How a fintech entrepreneur is transforming finances for SMEs

Freddie Achom, fintech, entrepreneurship, finances, SMEs

A lack of trust by small businesses in the big banks led to the development of fintech invoice-finance marketplace MarketInvoice.

Co-founded by CEO Anil Stocker, the start-up is helping small businesses bridge the financial gaps in their balance sheets, and it’s rocketing towards success. His research showed that small businesses strongly feel that big banks don’t care about their customers, and that there was a gap in the market for lending solutions aimed at SMEs.

The increase in compliance and past banking disasters mean that big banks are just not willing to come up with new products. Stocker was in at the beginning of the new breed of fintech start-ups that began the transformation of the UK’s financial sector.

Turning ideas into reality

The entrepreneurial spirit in Stocker and others like him is the need to take an idea and make it real. In 2010, he took the step into his own business, based on his wish to help small businesses scale up. Focusing on technology to create products to solve the typical financial problems that small businesses face, led to MarketInvoice.

At the time the global economy was struggling – as it is now – and big corporates were extending payment terms. At the same time, banks were sharply cutting overdraft facilities, and SMEs were left facing big shortfalls in their balance sheets.

Technological changes

Technological advances were suddenly opening the financial sector up to a swathe of new start-ups, as well as increasing the accessibility of financial data. By matching a marketplace model with the newly available data, Stocker’s company worked out that they could make it simpler for investors to lend SMEs money against their unpaid invoices.

Invoice financing wasn’t the brainchild of Stocker and his team, but using technology to make it fast and easy is revolutionary for small businesses. It allows them to benefit from faster decisions and access funds quickly.

This frees up small businesses to concentrate on making their product a success, without having to spend most of their time dealing with financial problems and endless bureaucracy.

Pioneering start-ups

MarketInvoice was one of a cluster of start-ups using technology to disrupt and revolutionise traditional financial models. Others include TransferWise, Crowdcube, Funding Circle and GoCardless. All of these pioneering companies were the forerunners of the fintech phenomenon, which brought its own problems.

There wasn’t the entrepreneurial infrastructure that London now enjoys, which means there weren’t lots of fintech venture capitalists looking for their next investment opportunity. It was also difficult to build consumer confidence in the new model of accessing finance. Trust is vital when it comes to building and selling a financial services product and brand. SMEs can’t afford to take big risks as their working capital and cashflow is completely integral to their very existence.

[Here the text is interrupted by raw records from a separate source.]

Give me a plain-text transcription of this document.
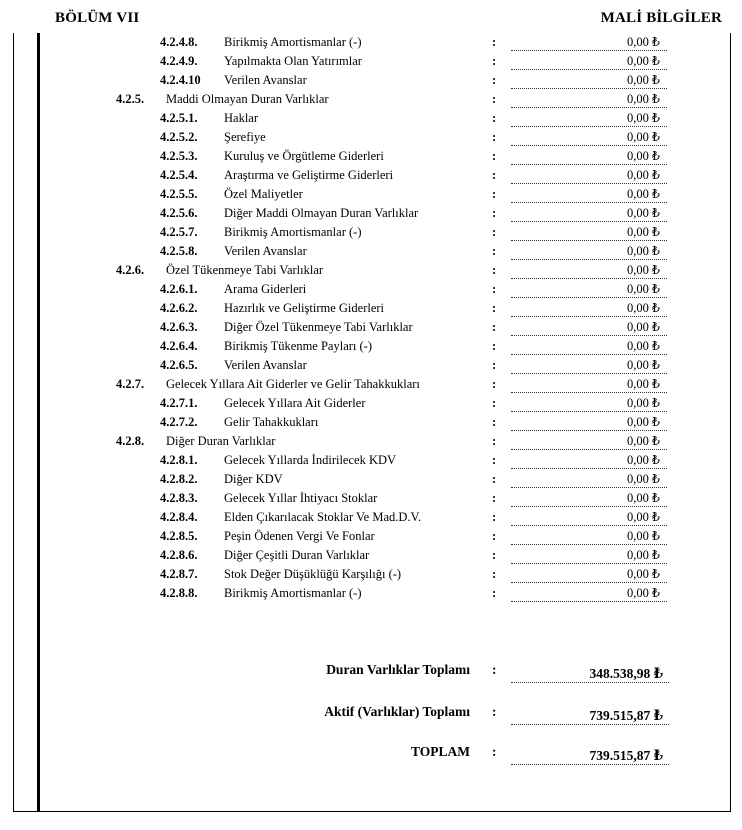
BÖLÜM VII	MALİ BİLGİLER
4.2.4.8. Birikmiş Amortismanlar (-)	:	0,00 ₺
4.2.4.9. Yapılmakta Olan Yatırımlar	:	0,00 ₺
4.2.4.10 Verilen Avanslar	:	0,00 ₺
4.2.5. Maddi Olmayan Duran Varlıklar	:	0,00 ₺
4.2.5.1. Haklar	:	0,00 ₺
4.2.5.2. Şerefiye	:	0,00 ₺
4.2.5.3. Kuruluş ve Örgütleme Giderleri	:	0,00 ₺
4.2.5.4. Araştırma ve Geliştirme Giderleri	:	0,00 ₺
4.2.5.5. Özel Maliyetler	:	0,00 ₺
4.2.5.6. Diğer Maddi Olmayan Duran Varlıklar	:	0,00 ₺
4.2.5.7. Birikmiş Amortismanlar (-)	:	0,00 ₺
4.2.5.8. Verilen Avanslar	:	0,00 ₺
4.2.6. Özel Tükenmeye Tabi Varlıklar	:	0,00 ₺
4.2.6.1. Arama Giderleri	:	0,00 ₺
4.2.6.2. Hazırlık ve Geliştirme Giderleri	:	0,00 ₺
4.2.6.3. Diğer Özel Tükenmeye Tabi Varlıklar	:	0,00 ₺
4.2.6.4. Birikmiş Tükenme Payları (-)	:	0,00 ₺
4.2.6.5. Verilen Avanslar	:	0,00 ₺
4.2.7. Gelecek Yıllara Ait Giderler ve Gelir Tahakkukları	:	0,00 ₺
4.2.7.1. Gelecek Yıllara Ait Giderler	:	0,00 ₺
4.2.7.2. Gelir Tahakkukları	:	0,00 ₺
4.2.8. Diğer Duran Varlıklar	:	0,00 ₺
4.2.8.1. Gelecek Yıllarda İndirilecek KDV	:	0,00 ₺
4.2.8.2. Diğer KDV	:	0,00 ₺
4.2.8.3. Gelecek Yıllar İhtiyacı Stoklar	:	0,00 ₺
4.2.8.4. Elden Çıkarılacak Stoklar Ve Mad.D.V.	:	0,00 ₺
4.2.8.5. Peşin Ödenen Vergi Ve Fonlar	:	0,00 ₺
4.2.8.6. Diğer Çeşitli Duran Varlıklar	:	0,00 ₺
4.2.8.7. Stok Değer Düşüklüğü Karşılığı (-)	:	0,00 ₺
4.2.8.8. Birikmiş Amortismanlar (-)	:	0,00 ₺
Duran Varlıklar Toplamı :	348.538,98 ₺
Aktif (Varlıklar) Toplamı :	739.515,87 ₺
TOPLAM :	739.515,87 ₺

Brexit brings potential problems

The outcome of Brexit is worrying the UK’s fintech sector, particularly when it comes to accessing talent. The departure from the EU could completely stop European talent from coming here, and trigger an exodus of big banks to Europe.

The difficulty in predicting the impact on the overall economy thanks to the political instability also makes it difficult for start-ups and investors to decide on their long-term goals. However, fintech start-up founders are working to represent the industry’s interests. The British Treasury now has a special envoy for fintech and meets with stakeholders to keep the channel between entrepreneurs and the government open.

I recently spoke to European Business Magazine about the European investment market about the effects of Brexit on venture capitalism, start-ups and entrepreneurs. Brexit is a very much new territory for all, founders and VCs alike, but one thing is for certain, founders will continue to seek investment and VCs will continue to deploy. It’s true that there are obstacles in the way that will hamper investment in the short-term, but the show will go on. It’s simply a fact that the world is accelerating and the entrepreneurial spirit and start-up revolution in Europe is showing no sign of abating.

I think that the challenges of the future are in keeping pace, which is why I strongly believe that entrepreneurs should dive into the macro sectors of fintech, proptech, regtech and consumer-driven enterprises as well as collaborative consumption trends. What we need to do is give investors opportunities to disrupt legacy markets and brands and really be in it for the long run.

Second wave of fintech

It’s safe to say that the first wave of fintech has come and gone, and there is a new, better, faster and more impressive group of start-ups coming along behind it. Expect to see much more innovation and changes in the way businesses in the UK do their finances.

Advances in cryptocurrencies, blockchain and smart contracts are changing everything. Established fintech companies are successfully closing the gap between the old order and the future. It’s an exciting time indeed and is only going to continue.